Мисс Кэрью (Эдвардс) - страница 88

Его горячность привела меня в ужас. Я попытался убедить его вернуться домой, но он не слушал меня.

— Нет, нет, — сказал он. — Возвращайся сам, мальчик мой, а меня оставь в покое. Моя кровь кипит: этот дождь полезен для меня, и мне лучше остаться одному.

— Если бы я только мог сделать что-нибудь, чтобы помочь тебе…
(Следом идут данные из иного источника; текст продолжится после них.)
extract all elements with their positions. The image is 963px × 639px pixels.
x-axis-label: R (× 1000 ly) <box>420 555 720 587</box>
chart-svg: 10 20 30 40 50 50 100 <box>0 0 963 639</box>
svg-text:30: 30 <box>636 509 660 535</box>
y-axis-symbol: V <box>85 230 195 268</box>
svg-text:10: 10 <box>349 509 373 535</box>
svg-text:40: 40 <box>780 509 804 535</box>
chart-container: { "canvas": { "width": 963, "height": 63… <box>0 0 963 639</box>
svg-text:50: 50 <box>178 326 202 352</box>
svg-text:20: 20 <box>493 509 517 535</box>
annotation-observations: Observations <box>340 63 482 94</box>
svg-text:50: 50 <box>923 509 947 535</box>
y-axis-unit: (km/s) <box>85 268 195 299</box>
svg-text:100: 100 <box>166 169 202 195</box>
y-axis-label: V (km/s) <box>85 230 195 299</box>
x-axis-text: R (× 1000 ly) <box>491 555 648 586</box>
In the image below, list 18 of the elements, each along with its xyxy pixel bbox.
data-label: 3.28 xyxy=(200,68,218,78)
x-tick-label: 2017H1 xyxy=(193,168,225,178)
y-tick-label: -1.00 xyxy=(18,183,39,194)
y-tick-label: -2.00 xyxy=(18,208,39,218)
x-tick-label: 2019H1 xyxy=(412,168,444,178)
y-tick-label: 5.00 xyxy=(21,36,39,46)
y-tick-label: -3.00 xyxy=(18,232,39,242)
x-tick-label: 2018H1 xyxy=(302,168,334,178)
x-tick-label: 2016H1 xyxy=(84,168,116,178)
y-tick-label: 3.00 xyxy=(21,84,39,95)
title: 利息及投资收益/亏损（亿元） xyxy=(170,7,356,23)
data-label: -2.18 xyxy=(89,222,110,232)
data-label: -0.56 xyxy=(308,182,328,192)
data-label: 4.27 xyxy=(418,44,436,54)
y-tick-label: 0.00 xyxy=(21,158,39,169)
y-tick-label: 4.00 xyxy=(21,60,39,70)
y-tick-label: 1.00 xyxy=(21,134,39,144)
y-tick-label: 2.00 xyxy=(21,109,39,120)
— Ты не можешь ничего сделать для меня, — перебил он. — Никто не может мне помочь. Я конченый человек, и мне все равно, что со мной будет. Господи, прости меня! Мое сердце полно зла, и мои мысли — это побуждения сатаны. Уходи… Ради всего святого, уходи. Я не знаю, что говорю и что делаю.

Я ушел, потому что больше не смел перечить ему; но я немного задержался на углу улицы и увидел, как он ходит взад и вперед под проливным дождем. Наконец я неохотно повернулся и пошел домой.

В ту ночь я лежал без сна, обдумывая события прошедшего дня и ненавидя француза всей душой.

Я не мог ненавидеть Лию. Для этого я слишком долго и преданно поклонялся ей, но я смотрел на нее как на существо, обреченное на гибель. Я заснул под утро и проснулся вскоре после рассвета. Когда я добрался до гончарной мастерской, то обнаружил там Джорджа, который был очень бледен, но вполне в себе и, как обычно, расставлял рабочих по местам. Я ничего не сказал о том, что произошло накануне. Что-то в его лице заставило меня молчать; но, увидев его таким спокойным и собранным, я воспрянул духом и начал надеяться, что он преодолел худшую из своих неприятностей. Вскоре через двор прошел француз, веселый и безмятежный, с сигарой во рту, засунув руки в карманы. Джордж удалился в один из цехов и закрыл дверь. Я вздохнул с облегчением. Я боялся увидеть, как они вступят в открытую ссору; я чувствовал, что до тех пор, пока они будут держаться подальше один от другого, все будет хорошо.

Так прошли понедельник и вторник, но Джордж по-прежнему держался от меня в стороне. У меня хватило здравого смысла не обижаться на это. Я чувствовал, что он имеет полное право молчать, если молчание помогает ему лучше переносить выпавшее на его долю испытание; я решил никогда больше не заговаривать на эту тему, если только он не начнет сам.

Наступила среда. В то утро я проспал и пришел на работу с опозданием в четверть часа, ожидая, что меня оштрафуют, потому что Джордж был очень строг как бригадир и в этом отношении одинаково обращался как с друзьями, так и с недругами. Однако вместо того, чтобы обвинить меня, он позвал меня и сказал:

— Бен, чья очередь на этой неделе выходить в ночную смену?

— Моя, сэр, — ответил я. (В рабочее время я всегда называл его «сэр».)